More than a germ of truth

More than a germ of truth

Column by Kay Frances

I was a germophobe before it was cool. The world is finally catching up with such basic practices as hand washing and distancing themselves from people who are hacking and coughing.

I’ve been training for this my entire life.

I am about two OCD quirks away from being Howard Hughes and never leaving my house again. So, when the pandemic hit, it was like a dream come true for me. Staying six feet away from people? Great! Can we make it 12?

I will admit that I’ve watched far too many TV specials with hidden cameras where they show the unsanitary practices of, well, everybody and everything. After I found out that the TV remotes in hotels are beset with all manner of unsavory substances, I started carrying a plastic baggie to wrap around it. Either that, or I’d just lock into one channel so I could minimize my contact with it.

I’ve never been fond of shaking hands and it wouldn’t hurt my feelings if that practice disappeared forever. And, since people cough into their elbows, I’m not crazy about the “elbow bump” either. For that matter, I no longer care to lock elbows in a square dance to “allemande” which I think is a Greek word for “petri dish.” How about we just don’t touch at all?

They say you should wash your hands to the tune of “Happy Birthday” and do it twice.
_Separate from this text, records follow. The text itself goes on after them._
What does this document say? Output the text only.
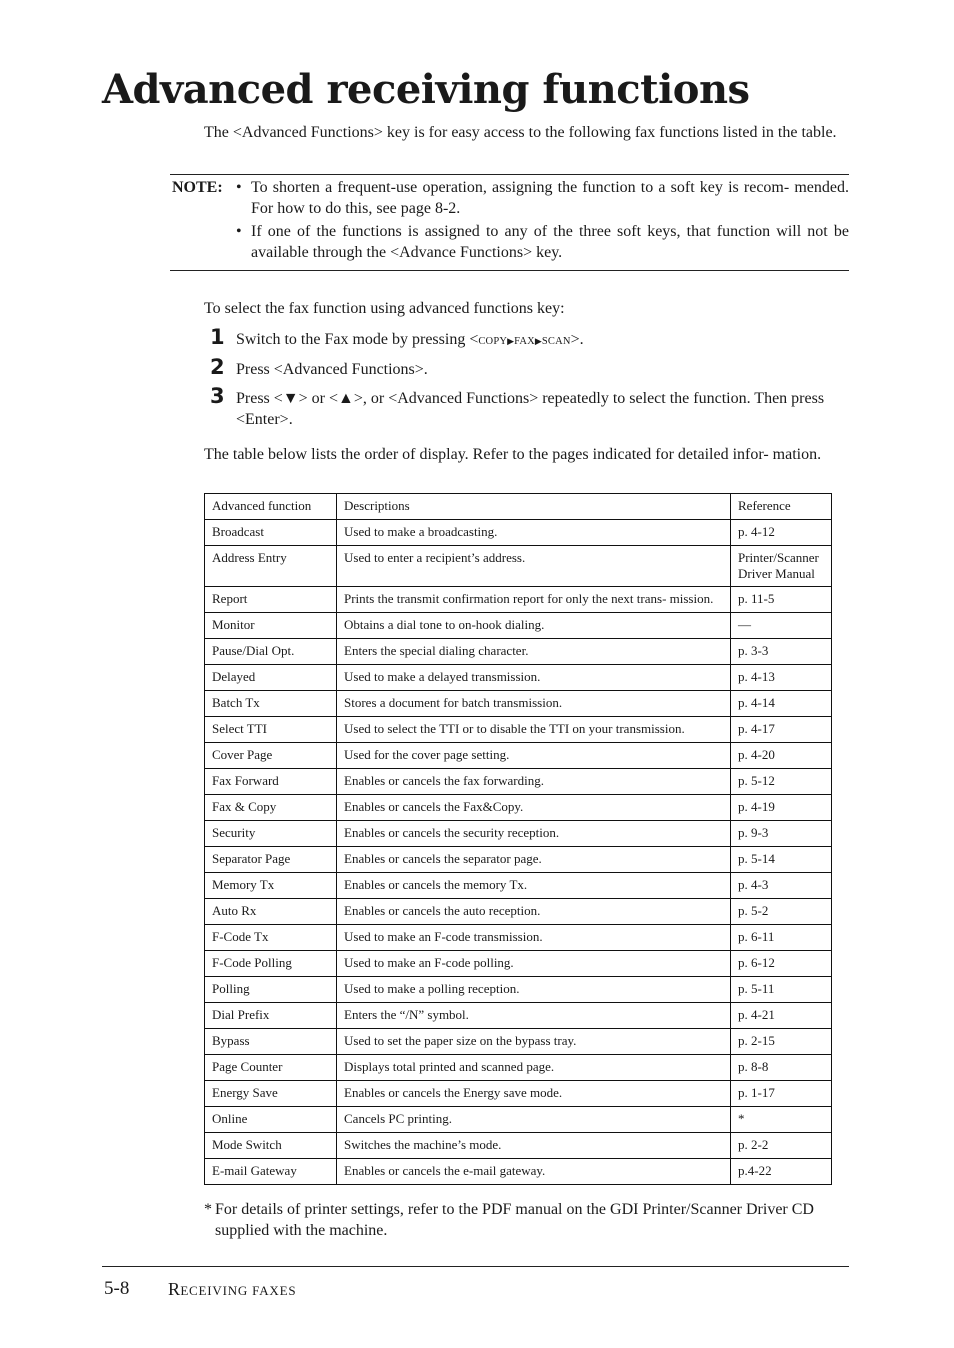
Advanced receiving functions
The <Advanced Functions> key is for easy access to the following fax functions listed in the table.
NOTE: • To shorten a frequent-use operation, assigning the function to a soft key is recom- mended. For how to do this, see page 8-2.
• If one of the functions is assigned to any of the three soft keys, that function will not be available through the <Advance Functions> key.
To select the fax function using advanced functions key:
1 Switch to the Fax mode by pressing <COPY▶FAX▶SCAN>.
2 Press <Advanced Functions>.
3 Press <▼> or <▲>, or <Advanced Functions> repeatedly to select the function. Then press <Enter>.
The table below lists the order of display. Refer to the pages indicated for detailed infor- mation.
Advanced function	Descriptions	Reference
Broadcast	Used to make a broadcasting.	p. 4-12
Address Entry	Used to enter a recipient’s address.	Printer/Scanner Driver Manual
Report	Prints the transmit confirmation report for only the next trans- mission.	p. 11-5
Monitor	Obtains a dial tone to on-hook dialing.	—
Pause/Dial Opt.	Enters the special dialing character.	p. 3-3
Delayed	Used to make a delayed transmission.	p. 4-13
Batch Tx	Stores a document for batch transmission.	p. 4-14
Select TTI	Used to select the TTI or to disable the TTI on your transmission.	p. 4-17
Cover Page	Used for the cover page setting.	p. 4-20
Fax Forward	Enables or cancels the fax forwarding.	p. 5-12
Fax & Copy	Enables or cancels the Fax&Copy.	p. 4-19
Security	Enables or cancels the security reception.	p. 9-3
Separator Page	Enables or cancels the separator page.	p. 5-14
Memory Tx	Enables or cancels the memory Tx.	p. 4-3
Auto Rx	Enables or cancels the auto reception.	p. 5-2
F-Code Tx	Used to make an F-code transmission.	p. 6-11
F-Code Polling	Used to make an F-code polling.	p. 6-12
Polling	Used to make a polling reception.	p. 5-11
Dial Prefix	Enters the “/N” symbol.	p. 4-21
Bypass	Used to set the paper size on the bypass tray.	p. 2-15
Page Counter	Displays total printed and scanned page.	p. 8-8
Energy Save	Enables or cancels the Energy save mode.	p. 1-17
Online	Cancels PC printing.	*
Mode Switch	Switches the machine’s mode.	p. 2-2
E-mail Gateway	Enables or cancels the e-mail gateway.	p.4-22
* For details of printer settings, refer to the PDF manual on the GDI Printer/Scanner Driver CD supplied with the machine.
5-8 RECEIVING FAXES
Like that song isn’t annoying enough. And, who are we singing to, “Happy Birthday Dear Knuckles?” And, is that even long enough? I think we should wash them to the album cut of the old 1960s classic “In-A-Gadda-Da-Vida” which clocks in at just over 17 minutes.

I do understand that we need some microbes — aka “good germs” — when we are young to help our immune systems develop. I guess that’s why my parents had no problem with me making mud pies as a kid. They never questioned if I ate them or not. And, now that I think about it, I engaged in all sorts of “immunity building” activities, like drinking straight from a garden hose or using the public drinking fountain. Some kids would wrap their mouths around the entire thing. Even then, I thought that was disgusting, but it didn’t stop me from taking my turn at the trough.
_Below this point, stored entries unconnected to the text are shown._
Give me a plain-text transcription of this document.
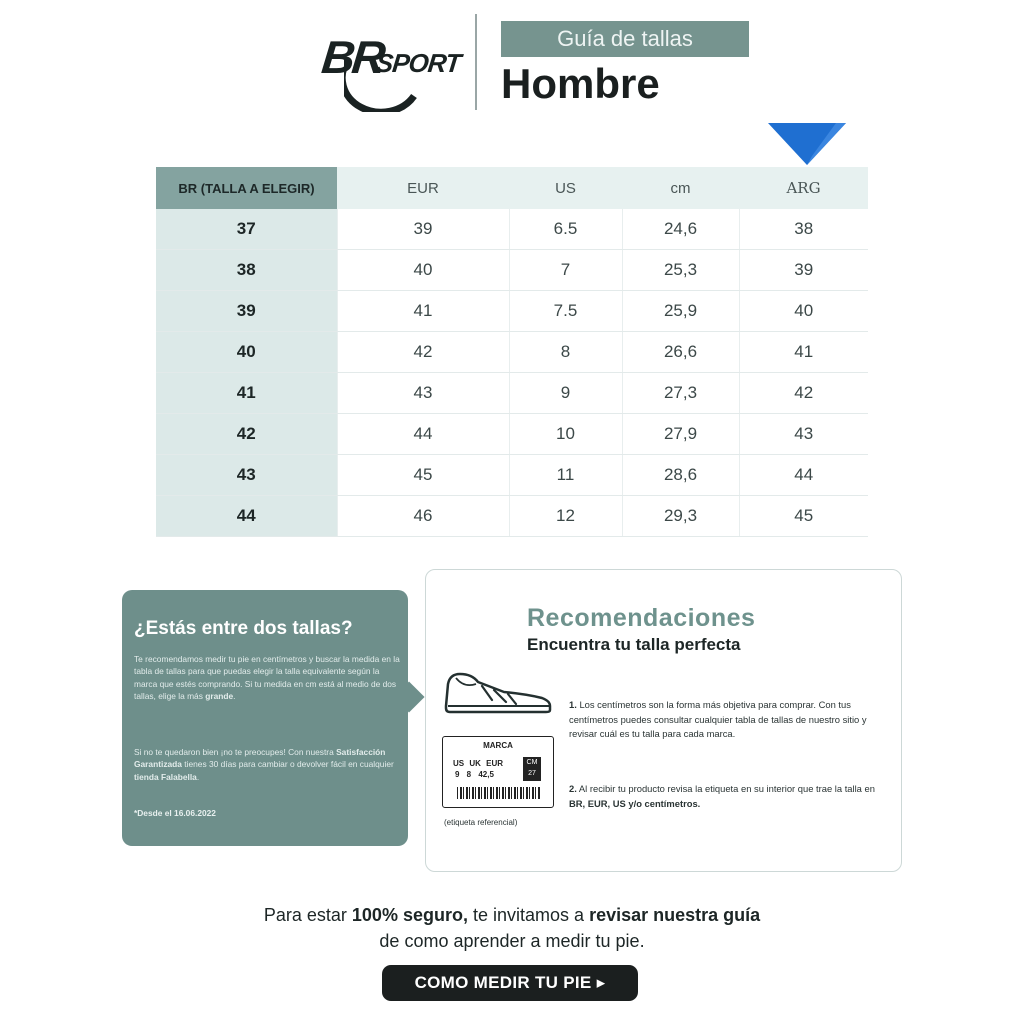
BR
SPORT
Guía de tallas
Hombre
BR (TALLA A ELEGIR)	EUR	US	cm	ARG
37	39	6.5	24,6	38
38	40	7	25,3	39
39	41	7.5	25,9	40
40	42	8	26,6	41
41	43	9	27,3	42
42	44	10	27,9	43
43	45	11	28,6	44
44	46	12	29,3	45
¿Estás entre dos tallas?
Te recomendamos medir tu pie en centímetros y buscar la medida en la tabla de tallas para que puedas elegir la talla equivalente según la marca que estés comprando. Si tu medida en cm está al medio de dos tallas, elige la más grande.
Si no te quedaron bien ¡no te preocupes! Con nuestra Satisfacción Garantizada tienes 30 días para cambiar o devolver fácil en cualquier tienda Falabella.
*Desde el 16.06.2022
Recomendaciones
Encuentra tu talla perfecta
MARCA
US UK EUR
9 8 42,5
CM
27
(etiqueta referencial)
1. Los centímetros son la forma más objetiva para comprar. Con tus centímetros puedes consultar cualquier tabla de tallas de nuestro sitio y revisar cuál es tu talla para cada marca.
2. Al recibir tu producto revisa la etiqueta en su interior que trae la talla en BR, EUR, US y/o centímetros.
Para estar 100% seguro, te invitamos a revisar nuestra guía
de como aprender a medir tu pie.
COMO MEDIR TU PIE ▸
We were taught to wash our hands, but only before meals. And, before paper towels, we just dried our hands on the same towel the rest of the family used. I guess it was changed out occasionally, but I don’t remember giving it any thought. I do know that the cloth towels in gas station restrooms weren’t a beacon of sanitation. When you got to the end of the roll, you would just dry your hands on the same spot as the previous 12 patrons.

I don’t want to sound completely anti-social. If you see me out and about, please come up and say “hi.” I’ll be the one in the hazmat suit.